Nesse sentido, uma das narrativas mais conhecidas desse livro, “O retábulo de Santa Joana Carolina”, ainda intriga os críticos que buscam compreender o encadeamento que o autor construiu para a figura da santa representada. Apesar de ser um dos maiores textos da obra, não há nele uma evolução de enredo como no conto clássico ou na novela. Osman propõe indiretamente ao leitor que tente entender aquela forma narrativa, algo que pode ser feito em comparação também aos outros textos dessa obras. Não se trata de algo fácil (há inclusive teses buscando entender só esse “conto”). “O pássaro transparente” não assusta muito em relação à forma, mas por abrir o livro já prenuncia o desligamento do autor de conceitos já formados sobre personagem, por exemplo. Temos personagens nos contos de Osman, mas nunca temos a caracterização do romance burguês, que explora a psicologia da personagem, sendo que aqui eles se parecem mais com atores.
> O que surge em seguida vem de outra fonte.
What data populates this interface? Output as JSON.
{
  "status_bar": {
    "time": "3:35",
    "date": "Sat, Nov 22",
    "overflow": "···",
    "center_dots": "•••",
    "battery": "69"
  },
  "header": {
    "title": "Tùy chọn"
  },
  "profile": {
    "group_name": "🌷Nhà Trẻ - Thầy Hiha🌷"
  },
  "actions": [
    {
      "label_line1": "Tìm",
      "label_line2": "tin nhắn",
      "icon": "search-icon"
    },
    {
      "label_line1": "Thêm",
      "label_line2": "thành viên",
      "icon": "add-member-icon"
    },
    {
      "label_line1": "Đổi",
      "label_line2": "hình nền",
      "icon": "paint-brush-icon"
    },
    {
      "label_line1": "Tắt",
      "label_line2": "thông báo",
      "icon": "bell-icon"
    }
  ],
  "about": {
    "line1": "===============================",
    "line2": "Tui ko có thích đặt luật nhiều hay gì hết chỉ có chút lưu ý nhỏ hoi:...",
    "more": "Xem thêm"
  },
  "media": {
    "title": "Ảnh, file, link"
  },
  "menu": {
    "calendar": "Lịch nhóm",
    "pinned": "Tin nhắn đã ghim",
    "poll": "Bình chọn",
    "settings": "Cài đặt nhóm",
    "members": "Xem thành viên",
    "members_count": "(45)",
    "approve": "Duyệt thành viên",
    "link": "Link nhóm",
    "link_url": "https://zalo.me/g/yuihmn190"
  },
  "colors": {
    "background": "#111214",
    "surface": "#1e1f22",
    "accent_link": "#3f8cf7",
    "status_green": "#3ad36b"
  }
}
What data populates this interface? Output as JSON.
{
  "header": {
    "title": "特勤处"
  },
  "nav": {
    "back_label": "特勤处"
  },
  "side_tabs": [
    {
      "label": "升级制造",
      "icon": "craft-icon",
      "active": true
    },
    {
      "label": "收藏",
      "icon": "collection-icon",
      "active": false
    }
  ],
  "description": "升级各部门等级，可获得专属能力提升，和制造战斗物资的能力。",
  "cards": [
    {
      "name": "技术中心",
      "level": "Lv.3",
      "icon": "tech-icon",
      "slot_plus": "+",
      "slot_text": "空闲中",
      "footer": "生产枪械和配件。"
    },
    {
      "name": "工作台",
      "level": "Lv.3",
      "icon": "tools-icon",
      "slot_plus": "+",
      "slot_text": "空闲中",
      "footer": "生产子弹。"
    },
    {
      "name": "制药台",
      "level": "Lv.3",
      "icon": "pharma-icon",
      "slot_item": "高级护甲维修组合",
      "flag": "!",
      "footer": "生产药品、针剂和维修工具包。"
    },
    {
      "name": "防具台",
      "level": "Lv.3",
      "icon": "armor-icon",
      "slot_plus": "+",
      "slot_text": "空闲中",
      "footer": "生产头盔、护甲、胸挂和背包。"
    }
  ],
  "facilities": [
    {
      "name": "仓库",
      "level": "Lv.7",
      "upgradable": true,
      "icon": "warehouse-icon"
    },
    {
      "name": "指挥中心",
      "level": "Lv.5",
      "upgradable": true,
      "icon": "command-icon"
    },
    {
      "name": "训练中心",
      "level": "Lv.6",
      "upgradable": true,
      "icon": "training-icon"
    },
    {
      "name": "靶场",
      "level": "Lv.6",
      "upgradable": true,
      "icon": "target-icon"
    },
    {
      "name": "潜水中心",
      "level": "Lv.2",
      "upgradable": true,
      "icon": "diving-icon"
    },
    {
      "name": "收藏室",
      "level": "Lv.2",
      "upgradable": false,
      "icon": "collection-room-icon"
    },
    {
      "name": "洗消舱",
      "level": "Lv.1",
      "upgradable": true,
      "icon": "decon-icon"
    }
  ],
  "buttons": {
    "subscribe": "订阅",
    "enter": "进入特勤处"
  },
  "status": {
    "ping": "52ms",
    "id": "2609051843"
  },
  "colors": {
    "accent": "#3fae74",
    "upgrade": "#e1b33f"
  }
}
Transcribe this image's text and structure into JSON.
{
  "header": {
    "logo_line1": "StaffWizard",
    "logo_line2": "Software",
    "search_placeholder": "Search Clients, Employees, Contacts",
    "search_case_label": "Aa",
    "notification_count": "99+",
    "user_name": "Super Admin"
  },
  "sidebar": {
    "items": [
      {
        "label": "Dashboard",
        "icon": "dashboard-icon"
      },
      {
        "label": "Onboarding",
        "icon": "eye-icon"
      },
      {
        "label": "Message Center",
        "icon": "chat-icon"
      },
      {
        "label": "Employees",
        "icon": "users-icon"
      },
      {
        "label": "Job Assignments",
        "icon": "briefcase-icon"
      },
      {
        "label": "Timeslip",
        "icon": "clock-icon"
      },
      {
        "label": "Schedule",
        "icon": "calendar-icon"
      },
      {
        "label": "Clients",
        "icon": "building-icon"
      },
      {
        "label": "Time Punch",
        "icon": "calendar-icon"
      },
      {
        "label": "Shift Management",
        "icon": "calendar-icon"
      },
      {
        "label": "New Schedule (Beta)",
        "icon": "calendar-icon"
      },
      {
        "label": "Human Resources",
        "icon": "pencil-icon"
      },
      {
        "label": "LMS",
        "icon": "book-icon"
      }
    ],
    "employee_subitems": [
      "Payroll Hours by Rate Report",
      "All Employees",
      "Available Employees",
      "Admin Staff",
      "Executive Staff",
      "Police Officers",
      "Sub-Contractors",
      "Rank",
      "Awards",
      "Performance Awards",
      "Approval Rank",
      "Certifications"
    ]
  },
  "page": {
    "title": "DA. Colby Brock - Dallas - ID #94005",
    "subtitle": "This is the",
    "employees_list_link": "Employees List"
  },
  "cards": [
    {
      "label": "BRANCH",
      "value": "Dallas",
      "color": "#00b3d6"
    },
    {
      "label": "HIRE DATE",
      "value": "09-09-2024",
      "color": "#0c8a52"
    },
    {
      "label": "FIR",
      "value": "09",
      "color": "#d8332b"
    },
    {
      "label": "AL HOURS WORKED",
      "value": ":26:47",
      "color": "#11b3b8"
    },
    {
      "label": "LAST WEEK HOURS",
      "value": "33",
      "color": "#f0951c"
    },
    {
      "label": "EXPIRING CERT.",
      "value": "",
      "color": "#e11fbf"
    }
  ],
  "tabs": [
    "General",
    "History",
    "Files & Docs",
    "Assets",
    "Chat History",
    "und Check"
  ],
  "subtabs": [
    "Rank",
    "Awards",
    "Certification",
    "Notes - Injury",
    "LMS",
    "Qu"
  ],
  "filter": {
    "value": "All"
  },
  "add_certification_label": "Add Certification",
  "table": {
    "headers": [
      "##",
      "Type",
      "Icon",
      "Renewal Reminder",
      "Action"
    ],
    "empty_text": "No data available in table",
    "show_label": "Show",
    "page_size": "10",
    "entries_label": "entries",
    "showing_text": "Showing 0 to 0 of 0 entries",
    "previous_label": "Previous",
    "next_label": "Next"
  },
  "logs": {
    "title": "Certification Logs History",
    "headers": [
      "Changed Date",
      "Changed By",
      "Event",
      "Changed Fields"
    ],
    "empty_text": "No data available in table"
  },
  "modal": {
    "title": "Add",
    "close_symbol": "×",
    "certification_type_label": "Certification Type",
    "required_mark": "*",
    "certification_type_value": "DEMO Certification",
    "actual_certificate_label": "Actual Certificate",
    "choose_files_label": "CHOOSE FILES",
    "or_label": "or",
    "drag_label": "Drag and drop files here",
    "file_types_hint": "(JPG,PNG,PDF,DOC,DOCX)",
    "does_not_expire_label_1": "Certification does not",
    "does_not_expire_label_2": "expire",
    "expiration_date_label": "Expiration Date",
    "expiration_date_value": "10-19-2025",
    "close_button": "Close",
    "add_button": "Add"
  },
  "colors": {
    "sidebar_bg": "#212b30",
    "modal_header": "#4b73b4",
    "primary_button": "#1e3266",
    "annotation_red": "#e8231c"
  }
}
Em “Um ponto no círculo”, como o título já indica, começa-se a introduzir elementos geométricos variados na formulação do texto, evidenciando a presença do autor ali, ainda que de maneira diferenciada da ficção tradicional. Os pontos de vista distintos sobre a relação entre um homem e uma mulher às vezes parecem se confundir, ainda que marcados cada um por uma forma geométrica (um quadrado e um triângulo). O texto a todo tempo se mostra para o leitor, ainda que nunca se explique, apenas lembre que existe como composição que tenta forçar o raciocínio de quem o lê.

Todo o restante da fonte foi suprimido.